CAPPING A CONTROVERSY: Baseball Commissioner Peter Ueberroth, who announced tough sanctions against 21 ballplayers for drug use, would like to institute mandatory urine testing for everyone in the major leagues. Facing adamant opposition to such a move from the Players Association, Ueberroth has found a strong ally in Detroit Tigers Manager Sparky Anderson. "We should do it each and every day we come into the clubhouse," Anderson told a reporter. "We're going to the bathroom anyway. What's the big deal about doing it in a bottle?"
THE DIE WAS CAST EARLY: Those Buckingham Palace stories about Princess Di's obstinate nature might have some basis in fact. According to her former nanny, Janet Thompson, the future Queen always knew how to get her own way. "I used to insist Diana eat her crusts," Thompson told the London press. "I thought she was obeying me until one day I found a little hidden shelf at the nursery table with a long line of crusts." Thompson also added that "Diana hated the daily walks with her sisters and younger brother. She used to lag behind and get further and further away from us. We all had to stop to wait for her."
HE'S DIGGING A HOLE FOR HIMSELF: Visiting an archaeological dig at the Sea of Galilee, Thomas Pickering, the American ambassador to Israel, noted that there is a converse relationship between archaeology and diplomacy. "In archaeology you uncover the unknown. In diplomacy you cover the known."

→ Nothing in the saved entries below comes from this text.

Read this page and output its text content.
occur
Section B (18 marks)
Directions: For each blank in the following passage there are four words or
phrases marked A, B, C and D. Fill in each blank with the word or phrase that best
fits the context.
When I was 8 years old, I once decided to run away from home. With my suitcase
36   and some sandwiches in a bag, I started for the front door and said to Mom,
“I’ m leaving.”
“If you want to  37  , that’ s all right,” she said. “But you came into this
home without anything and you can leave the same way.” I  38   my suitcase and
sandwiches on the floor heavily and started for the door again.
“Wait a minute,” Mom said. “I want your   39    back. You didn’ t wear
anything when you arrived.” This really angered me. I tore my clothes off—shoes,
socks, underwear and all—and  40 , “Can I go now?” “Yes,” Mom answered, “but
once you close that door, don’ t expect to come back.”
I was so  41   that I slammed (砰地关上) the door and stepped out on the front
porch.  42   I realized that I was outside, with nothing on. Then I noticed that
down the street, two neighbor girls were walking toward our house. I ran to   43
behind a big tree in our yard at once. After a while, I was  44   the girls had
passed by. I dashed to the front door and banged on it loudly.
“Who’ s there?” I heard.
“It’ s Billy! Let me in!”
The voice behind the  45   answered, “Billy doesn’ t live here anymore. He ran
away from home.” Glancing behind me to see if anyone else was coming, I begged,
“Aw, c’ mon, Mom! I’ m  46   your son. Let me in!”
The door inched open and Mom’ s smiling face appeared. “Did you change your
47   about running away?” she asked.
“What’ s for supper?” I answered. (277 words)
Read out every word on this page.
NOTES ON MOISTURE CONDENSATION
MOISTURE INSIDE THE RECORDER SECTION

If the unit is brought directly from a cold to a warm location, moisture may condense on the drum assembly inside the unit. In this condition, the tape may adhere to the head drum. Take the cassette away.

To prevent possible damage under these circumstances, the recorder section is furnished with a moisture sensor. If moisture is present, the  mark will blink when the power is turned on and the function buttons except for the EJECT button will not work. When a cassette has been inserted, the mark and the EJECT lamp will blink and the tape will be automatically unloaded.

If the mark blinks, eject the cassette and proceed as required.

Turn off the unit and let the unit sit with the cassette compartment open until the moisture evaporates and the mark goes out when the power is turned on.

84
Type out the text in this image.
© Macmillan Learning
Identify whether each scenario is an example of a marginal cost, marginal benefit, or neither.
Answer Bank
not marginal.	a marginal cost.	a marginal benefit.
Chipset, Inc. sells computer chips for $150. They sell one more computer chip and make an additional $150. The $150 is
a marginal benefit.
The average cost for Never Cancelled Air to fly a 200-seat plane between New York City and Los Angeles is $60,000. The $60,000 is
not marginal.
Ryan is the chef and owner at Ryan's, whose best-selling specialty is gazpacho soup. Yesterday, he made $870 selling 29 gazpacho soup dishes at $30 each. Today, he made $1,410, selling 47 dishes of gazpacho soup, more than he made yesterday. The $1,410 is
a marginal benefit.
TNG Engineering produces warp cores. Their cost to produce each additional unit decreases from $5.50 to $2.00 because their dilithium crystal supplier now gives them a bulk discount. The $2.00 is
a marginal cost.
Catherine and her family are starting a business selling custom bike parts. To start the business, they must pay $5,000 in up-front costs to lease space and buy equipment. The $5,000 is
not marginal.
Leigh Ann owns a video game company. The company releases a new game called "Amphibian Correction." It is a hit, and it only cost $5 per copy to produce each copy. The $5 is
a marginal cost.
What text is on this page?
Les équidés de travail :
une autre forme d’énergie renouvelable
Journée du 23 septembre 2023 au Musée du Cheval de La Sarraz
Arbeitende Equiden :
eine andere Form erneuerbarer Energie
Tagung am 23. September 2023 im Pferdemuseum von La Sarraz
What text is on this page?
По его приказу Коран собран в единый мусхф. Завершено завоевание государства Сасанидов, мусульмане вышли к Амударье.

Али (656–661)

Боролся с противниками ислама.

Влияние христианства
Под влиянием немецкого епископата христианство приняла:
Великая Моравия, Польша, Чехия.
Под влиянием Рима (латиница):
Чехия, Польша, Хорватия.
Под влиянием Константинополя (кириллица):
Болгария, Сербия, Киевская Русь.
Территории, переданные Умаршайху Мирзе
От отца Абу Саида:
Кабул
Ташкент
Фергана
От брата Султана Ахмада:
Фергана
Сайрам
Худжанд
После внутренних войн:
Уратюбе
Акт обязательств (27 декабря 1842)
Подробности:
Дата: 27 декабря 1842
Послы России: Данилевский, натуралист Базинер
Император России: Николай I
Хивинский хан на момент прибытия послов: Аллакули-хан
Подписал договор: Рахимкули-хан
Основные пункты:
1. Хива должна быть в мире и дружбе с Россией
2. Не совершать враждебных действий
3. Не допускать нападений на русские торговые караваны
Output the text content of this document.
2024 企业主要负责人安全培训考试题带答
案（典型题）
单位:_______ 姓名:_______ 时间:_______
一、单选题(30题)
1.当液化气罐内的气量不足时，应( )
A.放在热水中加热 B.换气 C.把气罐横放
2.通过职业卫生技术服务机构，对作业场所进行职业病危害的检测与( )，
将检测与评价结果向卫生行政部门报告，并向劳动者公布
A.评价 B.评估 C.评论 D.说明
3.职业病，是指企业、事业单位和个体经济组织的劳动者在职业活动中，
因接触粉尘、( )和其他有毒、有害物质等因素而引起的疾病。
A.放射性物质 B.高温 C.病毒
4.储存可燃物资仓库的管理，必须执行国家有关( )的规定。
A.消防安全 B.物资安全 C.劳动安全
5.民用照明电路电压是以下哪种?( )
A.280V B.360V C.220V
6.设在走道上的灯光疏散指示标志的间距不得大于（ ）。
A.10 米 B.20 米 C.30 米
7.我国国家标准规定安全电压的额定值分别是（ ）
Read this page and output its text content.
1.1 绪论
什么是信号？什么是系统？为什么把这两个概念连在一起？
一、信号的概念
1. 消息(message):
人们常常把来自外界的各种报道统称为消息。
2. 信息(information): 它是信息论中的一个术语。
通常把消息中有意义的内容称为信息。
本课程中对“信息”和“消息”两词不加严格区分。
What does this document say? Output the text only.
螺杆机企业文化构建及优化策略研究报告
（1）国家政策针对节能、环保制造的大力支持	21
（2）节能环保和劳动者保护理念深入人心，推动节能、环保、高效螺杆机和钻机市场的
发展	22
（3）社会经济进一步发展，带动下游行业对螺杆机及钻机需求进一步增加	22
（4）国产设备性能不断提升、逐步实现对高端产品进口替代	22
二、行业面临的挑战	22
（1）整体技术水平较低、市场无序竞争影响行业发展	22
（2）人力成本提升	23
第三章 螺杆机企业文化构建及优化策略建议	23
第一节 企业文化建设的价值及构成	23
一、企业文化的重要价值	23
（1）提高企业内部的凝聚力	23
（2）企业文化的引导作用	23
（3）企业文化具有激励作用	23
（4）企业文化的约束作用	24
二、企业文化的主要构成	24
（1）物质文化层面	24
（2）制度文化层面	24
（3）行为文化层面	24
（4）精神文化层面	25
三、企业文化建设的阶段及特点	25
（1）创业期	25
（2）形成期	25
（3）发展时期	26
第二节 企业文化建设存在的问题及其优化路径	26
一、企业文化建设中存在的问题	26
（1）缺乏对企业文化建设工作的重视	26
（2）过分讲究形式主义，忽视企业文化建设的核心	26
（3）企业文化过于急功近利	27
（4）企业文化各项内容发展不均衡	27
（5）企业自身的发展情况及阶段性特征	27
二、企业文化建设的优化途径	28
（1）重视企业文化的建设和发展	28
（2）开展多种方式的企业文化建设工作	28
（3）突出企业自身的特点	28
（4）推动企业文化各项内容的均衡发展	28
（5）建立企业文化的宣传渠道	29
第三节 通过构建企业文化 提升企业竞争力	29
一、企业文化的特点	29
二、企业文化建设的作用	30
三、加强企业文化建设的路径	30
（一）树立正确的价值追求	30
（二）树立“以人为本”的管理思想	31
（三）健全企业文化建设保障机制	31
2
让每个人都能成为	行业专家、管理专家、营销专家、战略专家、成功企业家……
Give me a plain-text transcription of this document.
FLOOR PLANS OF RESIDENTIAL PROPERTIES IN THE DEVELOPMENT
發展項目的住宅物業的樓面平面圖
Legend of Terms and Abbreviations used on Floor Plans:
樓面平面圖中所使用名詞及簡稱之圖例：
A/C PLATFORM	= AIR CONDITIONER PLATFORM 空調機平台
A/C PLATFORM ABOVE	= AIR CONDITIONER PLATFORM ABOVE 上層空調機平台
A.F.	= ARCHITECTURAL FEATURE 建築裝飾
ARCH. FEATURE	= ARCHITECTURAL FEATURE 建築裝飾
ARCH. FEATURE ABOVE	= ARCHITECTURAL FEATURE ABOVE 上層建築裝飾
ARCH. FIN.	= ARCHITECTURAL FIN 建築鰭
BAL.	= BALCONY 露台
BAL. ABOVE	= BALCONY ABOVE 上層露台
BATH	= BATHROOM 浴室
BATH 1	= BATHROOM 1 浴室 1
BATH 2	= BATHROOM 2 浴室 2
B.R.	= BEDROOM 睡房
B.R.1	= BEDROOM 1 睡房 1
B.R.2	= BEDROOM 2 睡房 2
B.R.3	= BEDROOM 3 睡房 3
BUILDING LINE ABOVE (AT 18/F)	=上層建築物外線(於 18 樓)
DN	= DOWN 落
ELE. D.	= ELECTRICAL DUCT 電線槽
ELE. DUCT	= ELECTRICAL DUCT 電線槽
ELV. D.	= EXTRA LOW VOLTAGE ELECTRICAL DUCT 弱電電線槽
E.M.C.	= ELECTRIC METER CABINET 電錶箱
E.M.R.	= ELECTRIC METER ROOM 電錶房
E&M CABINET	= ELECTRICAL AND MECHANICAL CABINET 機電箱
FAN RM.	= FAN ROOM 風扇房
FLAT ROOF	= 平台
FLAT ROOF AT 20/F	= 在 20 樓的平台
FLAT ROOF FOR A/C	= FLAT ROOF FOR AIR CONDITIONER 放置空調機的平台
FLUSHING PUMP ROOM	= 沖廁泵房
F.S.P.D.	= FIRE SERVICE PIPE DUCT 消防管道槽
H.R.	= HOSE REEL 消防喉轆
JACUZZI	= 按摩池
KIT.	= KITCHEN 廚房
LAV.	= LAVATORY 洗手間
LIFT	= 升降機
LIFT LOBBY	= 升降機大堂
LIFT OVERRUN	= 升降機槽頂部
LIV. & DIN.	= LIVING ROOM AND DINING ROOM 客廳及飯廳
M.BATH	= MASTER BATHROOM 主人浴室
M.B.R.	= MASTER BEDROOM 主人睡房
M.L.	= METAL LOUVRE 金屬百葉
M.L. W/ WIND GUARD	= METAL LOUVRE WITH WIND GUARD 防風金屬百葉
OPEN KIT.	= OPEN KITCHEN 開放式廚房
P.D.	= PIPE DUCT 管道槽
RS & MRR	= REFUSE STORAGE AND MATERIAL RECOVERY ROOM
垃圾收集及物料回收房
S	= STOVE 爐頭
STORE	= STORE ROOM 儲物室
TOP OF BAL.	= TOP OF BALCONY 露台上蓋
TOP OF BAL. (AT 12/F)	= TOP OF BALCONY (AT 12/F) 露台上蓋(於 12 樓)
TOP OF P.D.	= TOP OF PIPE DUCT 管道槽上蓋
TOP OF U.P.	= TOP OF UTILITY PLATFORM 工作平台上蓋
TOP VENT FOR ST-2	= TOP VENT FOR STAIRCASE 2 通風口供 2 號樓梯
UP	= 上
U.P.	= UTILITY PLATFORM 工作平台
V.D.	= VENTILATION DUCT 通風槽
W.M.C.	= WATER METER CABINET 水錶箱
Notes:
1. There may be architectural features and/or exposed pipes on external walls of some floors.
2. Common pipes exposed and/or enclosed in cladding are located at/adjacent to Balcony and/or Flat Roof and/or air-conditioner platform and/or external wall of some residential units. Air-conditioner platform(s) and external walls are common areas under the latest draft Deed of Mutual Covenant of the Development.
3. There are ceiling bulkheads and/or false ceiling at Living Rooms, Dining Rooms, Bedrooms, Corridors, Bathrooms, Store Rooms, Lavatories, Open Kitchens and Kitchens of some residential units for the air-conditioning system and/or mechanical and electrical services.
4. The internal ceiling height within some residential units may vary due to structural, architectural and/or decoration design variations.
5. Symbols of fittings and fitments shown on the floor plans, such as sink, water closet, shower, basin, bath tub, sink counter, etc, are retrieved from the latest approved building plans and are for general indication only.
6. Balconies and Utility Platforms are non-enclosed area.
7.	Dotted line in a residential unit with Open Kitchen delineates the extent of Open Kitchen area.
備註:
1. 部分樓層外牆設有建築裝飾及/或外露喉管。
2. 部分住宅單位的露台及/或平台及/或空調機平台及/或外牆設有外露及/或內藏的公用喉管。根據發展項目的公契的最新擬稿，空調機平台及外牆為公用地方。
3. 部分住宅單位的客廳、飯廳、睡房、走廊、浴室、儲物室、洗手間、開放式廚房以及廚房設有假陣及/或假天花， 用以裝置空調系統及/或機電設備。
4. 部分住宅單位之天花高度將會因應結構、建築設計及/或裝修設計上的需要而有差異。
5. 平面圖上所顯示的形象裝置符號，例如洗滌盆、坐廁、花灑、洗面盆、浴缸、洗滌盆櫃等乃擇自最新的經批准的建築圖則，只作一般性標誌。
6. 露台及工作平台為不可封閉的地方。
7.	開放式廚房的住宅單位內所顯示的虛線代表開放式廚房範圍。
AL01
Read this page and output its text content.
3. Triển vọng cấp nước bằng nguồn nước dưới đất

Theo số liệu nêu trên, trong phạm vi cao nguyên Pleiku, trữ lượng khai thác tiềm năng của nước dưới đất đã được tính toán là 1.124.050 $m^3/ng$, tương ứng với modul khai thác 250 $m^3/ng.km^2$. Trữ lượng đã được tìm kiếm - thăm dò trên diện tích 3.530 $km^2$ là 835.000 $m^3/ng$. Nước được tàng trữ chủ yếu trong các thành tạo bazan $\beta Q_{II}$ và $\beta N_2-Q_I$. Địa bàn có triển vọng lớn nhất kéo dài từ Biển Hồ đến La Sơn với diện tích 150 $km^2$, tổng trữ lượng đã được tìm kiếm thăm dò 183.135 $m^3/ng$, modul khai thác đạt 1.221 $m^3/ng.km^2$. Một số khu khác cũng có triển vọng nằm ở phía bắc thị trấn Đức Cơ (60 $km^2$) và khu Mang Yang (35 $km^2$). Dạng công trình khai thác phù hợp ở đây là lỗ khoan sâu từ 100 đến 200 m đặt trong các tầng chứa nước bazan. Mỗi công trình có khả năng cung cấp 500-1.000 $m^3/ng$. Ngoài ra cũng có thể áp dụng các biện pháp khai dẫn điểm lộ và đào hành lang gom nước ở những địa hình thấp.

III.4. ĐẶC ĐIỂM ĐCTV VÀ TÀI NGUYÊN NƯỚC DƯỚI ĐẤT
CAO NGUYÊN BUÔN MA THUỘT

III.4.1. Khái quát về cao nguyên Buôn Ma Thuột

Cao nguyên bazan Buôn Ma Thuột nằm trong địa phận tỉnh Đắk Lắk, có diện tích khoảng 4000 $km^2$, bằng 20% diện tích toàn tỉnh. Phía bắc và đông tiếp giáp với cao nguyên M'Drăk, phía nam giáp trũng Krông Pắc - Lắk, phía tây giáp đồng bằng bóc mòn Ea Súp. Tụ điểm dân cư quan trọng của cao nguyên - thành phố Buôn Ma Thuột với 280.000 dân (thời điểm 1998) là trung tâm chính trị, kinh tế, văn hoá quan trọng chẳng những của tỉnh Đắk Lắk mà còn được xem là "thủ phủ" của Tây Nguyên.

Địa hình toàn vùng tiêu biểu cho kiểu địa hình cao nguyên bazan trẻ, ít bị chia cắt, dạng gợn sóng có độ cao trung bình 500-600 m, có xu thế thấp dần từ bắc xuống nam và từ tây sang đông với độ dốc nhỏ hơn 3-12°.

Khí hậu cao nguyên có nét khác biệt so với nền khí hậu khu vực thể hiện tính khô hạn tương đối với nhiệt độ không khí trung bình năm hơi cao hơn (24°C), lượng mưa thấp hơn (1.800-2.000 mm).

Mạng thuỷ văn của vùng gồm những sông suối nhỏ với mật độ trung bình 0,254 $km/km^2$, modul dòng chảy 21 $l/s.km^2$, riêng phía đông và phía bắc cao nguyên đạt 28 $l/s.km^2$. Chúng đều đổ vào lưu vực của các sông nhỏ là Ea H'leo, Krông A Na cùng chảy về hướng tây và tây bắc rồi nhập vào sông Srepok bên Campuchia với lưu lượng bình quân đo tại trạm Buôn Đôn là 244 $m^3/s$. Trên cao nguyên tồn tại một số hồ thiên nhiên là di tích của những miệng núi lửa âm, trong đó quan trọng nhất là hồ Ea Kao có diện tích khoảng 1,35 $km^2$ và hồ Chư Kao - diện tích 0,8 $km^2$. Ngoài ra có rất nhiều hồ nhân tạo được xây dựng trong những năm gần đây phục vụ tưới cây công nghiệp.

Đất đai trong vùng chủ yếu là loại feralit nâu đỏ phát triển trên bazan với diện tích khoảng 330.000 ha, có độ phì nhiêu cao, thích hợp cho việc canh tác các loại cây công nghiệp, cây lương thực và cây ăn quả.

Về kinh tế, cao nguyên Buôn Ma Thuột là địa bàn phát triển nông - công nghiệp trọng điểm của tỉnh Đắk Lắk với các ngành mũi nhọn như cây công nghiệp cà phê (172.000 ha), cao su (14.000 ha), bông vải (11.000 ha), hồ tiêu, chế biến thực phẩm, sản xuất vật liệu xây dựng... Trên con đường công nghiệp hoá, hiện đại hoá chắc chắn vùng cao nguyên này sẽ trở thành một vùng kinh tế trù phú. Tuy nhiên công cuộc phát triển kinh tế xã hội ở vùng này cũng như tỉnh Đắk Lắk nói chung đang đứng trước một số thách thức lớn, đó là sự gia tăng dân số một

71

THEY MADE HIM AN OFFER HE COULDN'T REFUSE: When Interior Secretary Don Hodel axed Lee Iacocca as head of the Statue of Liberty/Ellis Island Centennial Commission, it was rumored that White House Chief of Staff Don Regan had a hand in the firing. Visiting Washington, D.C. to address a charity event, Iacocca made it clear that he gives credence to the rumor. "I grew up in a tough Italian neighborhood," he said. "You never screwed around with anybody called a Don, the Don or just plain Don. I know two Dons, and I still don't know which one of them put out the contract on me."
A NEW WRINKLE: Oscar nominee James Garner, who portrays an aging widower in Murphy's Romance, was asked if he enjoyed growing older. "Of course I do," replied Garner, 57. "The alternative is terrible."